What we call cloud computing today has its roots in the 1950s, when computers were primarily big mainframes the size of a room.
Because of the expense of those machines, making efficient use of them was at a premium. So the concept of “time sharing” emerged. Using machines that didn’t have computing power of their own – called “thin clients” – different parties could access the computing power of the mainframe at the same time.
A handful of visionaries helped expand the idea of computers that could talk to each other, a notion that ultimately led to the modern web. John McCarthy in 1961 launched his vision for computing being sold like a public utility, much like water or electricity is made available to the world. J.C.R. Licklider helped create the Advanced Research Projects Agency Network, or ARPANET, generally regarded as the predecessor to the Internet.
Along the way, writers such as Nicholas Carr have helped define web-based “cloud computing” while shaping our thinking about the widespread implications of unlimited computing capacity.
Fast Forward to AWS
Fast forward to the last decade, when Amazon.com launched Amazon Web Services, which, among other things, allowed companies to rent time on computers to run applications and other software. That not only helped popularize the notion of cloud computing, but also made it available to small users of computing capacity.
But as with anything, cloud computing has its challenges. When using a public cloud, the person or company using the service has no ownership over the hardware that is providing computing capacity. The bottom line: When things go haywire, the user has no control over what’s happening. Further, if your telecom company is different than the data center owner who is different than the cloud provider, there is no “one-throat-to-choke” if problems come up.
In addition, if you have computing systems of your own, they must be integrated with those of your cloud provider so that the different computers can talk to each other and play well together. Making that happen can be a challenge.
Private Clouds are better, especially for large organizations
All of which is why, for some users, private clouds can make more sense. You have control over the hardware and software alike. You also can act quickly and effectively when things break, and you can ensure that nobody leaves a virtual door open for cyber villains to enter your cloud and make mischief.
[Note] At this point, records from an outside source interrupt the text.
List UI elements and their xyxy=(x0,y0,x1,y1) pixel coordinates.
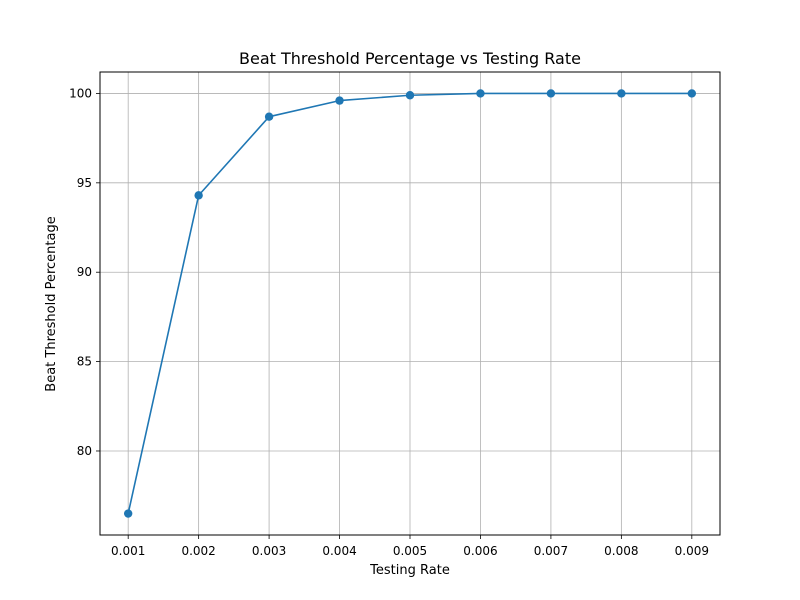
y-tick-label: 85 xyxy=(77,355,92,369)
data-point xyxy=(476,89,485,98)
data-point xyxy=(687,89,697,98)
x-tick-label: 0.004 xyxy=(322,544,356,558)
data-point xyxy=(123,509,133,518)
data-point xyxy=(264,112,274,121)
x-tick-label: 0.006 xyxy=(463,544,497,558)
ticks: 0.001 0.002 0.003 0.004 0.005 0.006 0.007 0.008… xyxy=(69,86,709,558)
data-point xyxy=(335,96,344,105)
y-tick-label: 80 xyxy=(77,444,92,458)
series-layer xyxy=(123,89,697,518)
y-tick-label: 95 xyxy=(77,176,92,190)
data-point xyxy=(194,191,203,200)
x-tick-label: 0.003 xyxy=(252,544,286,558)
x-tick-label: 0.009 xyxy=(675,544,709,558)
x-axis-label: Testing Rate xyxy=(369,563,450,578)
data-point xyxy=(405,91,415,100)
data-point xyxy=(546,89,556,98)
x-tick-label: 0.001 xyxy=(111,544,145,558)
x-tick-label: 0.007 xyxy=(534,544,568,558)
x-tick-label: 0.008 xyxy=(604,544,638,558)
data-point xyxy=(617,89,626,98)
y-tick-label: 100 xyxy=(69,86,92,100)
x-tick-label: 0.002 xyxy=(181,544,215,558)
x-tick-label: 0.005 xyxy=(393,544,427,558)
y-axis-label: Beat Threshold Percentage xyxy=(44,216,59,391)
chart-title: Beat Threshold Percentage vs Testing Rat… xyxy=(239,49,581,68)
y-tick-label: 90 xyxy=(77,265,92,279)
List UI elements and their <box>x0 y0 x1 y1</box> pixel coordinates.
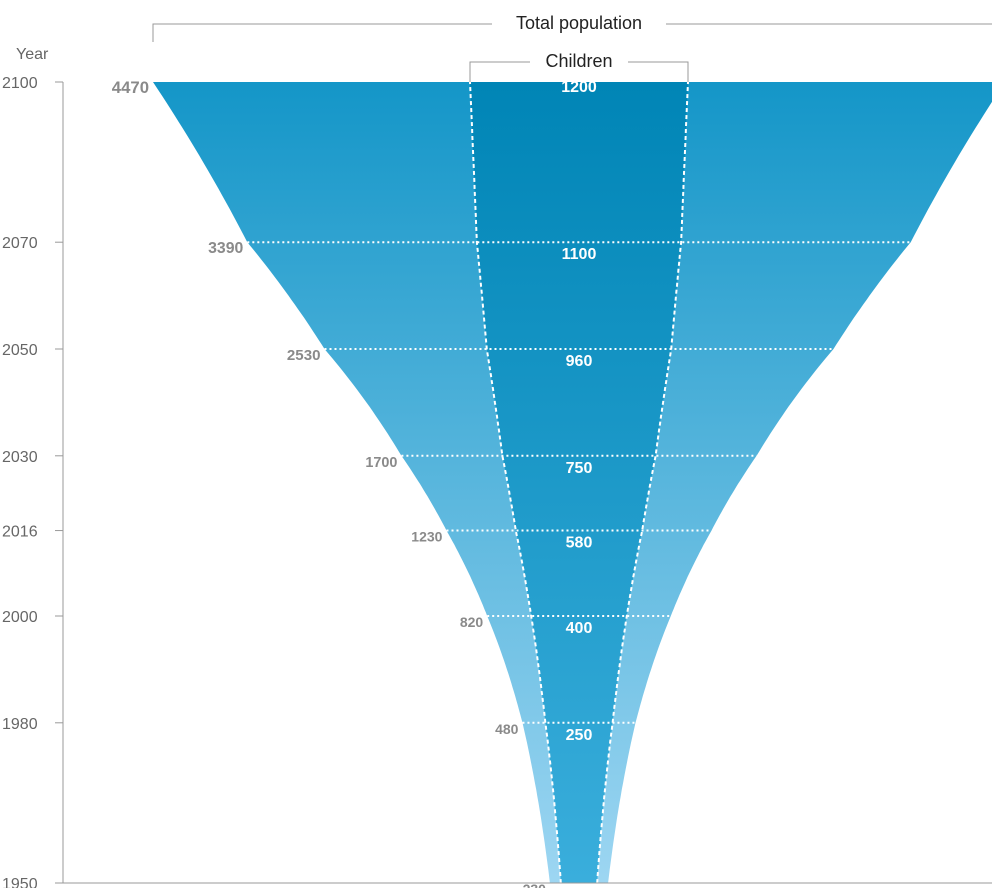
total-population-value: 1700 <box>365 455 397 471</box>
total-population-label: Total population <box>516 13 642 33</box>
y-tick-label: 1950 <box>2 876 38 888</box>
children-area <box>469 81 689 884</box>
y-tick-label: 2100 <box>2 75 38 92</box>
children-boundary-right <box>596 81 689 884</box>
children-boundary-left <box>469 81 562 884</box>
y-axis: Year <box>16 46 992 884</box>
y-tick-label: 2070 <box>2 235 38 252</box>
total-population-value: 820 <box>460 614 484 630</box>
children-value: 1100 <box>562 246 597 263</box>
children-value: 580 <box>566 535 593 552</box>
children-value: 400 <box>566 620 593 637</box>
year-gridlines <box>247 241 911 724</box>
total-population-bracket: Total population <box>152 13 992 42</box>
y-axis-ticks: 1950 1980 2000 2016 2030 2050 2070 2100 <box>2 75 63 888</box>
total-population-value: 2530 <box>287 347 321 364</box>
children-value: 960 <box>566 353 593 370</box>
total-population-value: 4470 <box>112 78 149 97</box>
children-bracket-left-line <box>469 61 530 82</box>
total-population-value: 230 <box>523 881 547 888</box>
total-population-value: 480 <box>495 721 519 737</box>
children-value: 1200 <box>561 79 597 96</box>
children-funnel <box>470 82 688 883</box>
total-bracket-left-line <box>152 23 492 42</box>
y-tick-label: 2050 <box>2 342 38 359</box>
children-value: 250 <box>566 727 593 744</box>
y-tick-label: 2030 <box>2 449 38 466</box>
total-population-value: 3390 <box>208 240 243 257</box>
children-bracket-right-line <box>628 61 689 82</box>
children-bracket: Children <box>469 51 689 82</box>
data-labels: 2301104802508204001230580170075025309603… <box>112 78 597 888</box>
children-label: Children <box>545 51 612 71</box>
children-value: 750 <box>566 460 593 477</box>
y-axis-title: Year <box>16 46 49 63</box>
y-tick-label: 2016 <box>2 524 38 541</box>
y-tick-label: 2000 <box>2 609 38 626</box>
y-tick-label: 1980 <box>2 716 38 733</box>
total-population-value: 1230 <box>411 529 442 545</box>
The trouble is, building a cloud system of your own can be a costly and cumbersome process. Setting up a cloud can take months, and the existing vendors you’d need to tap for technology and related services may be expensive.
What to do? Answers are starting to emerge in the form of what Gartner is calling cloud management platforms, services that marry computing power with networking and storage in a way that is both more affordable and can be constructed literally overnight.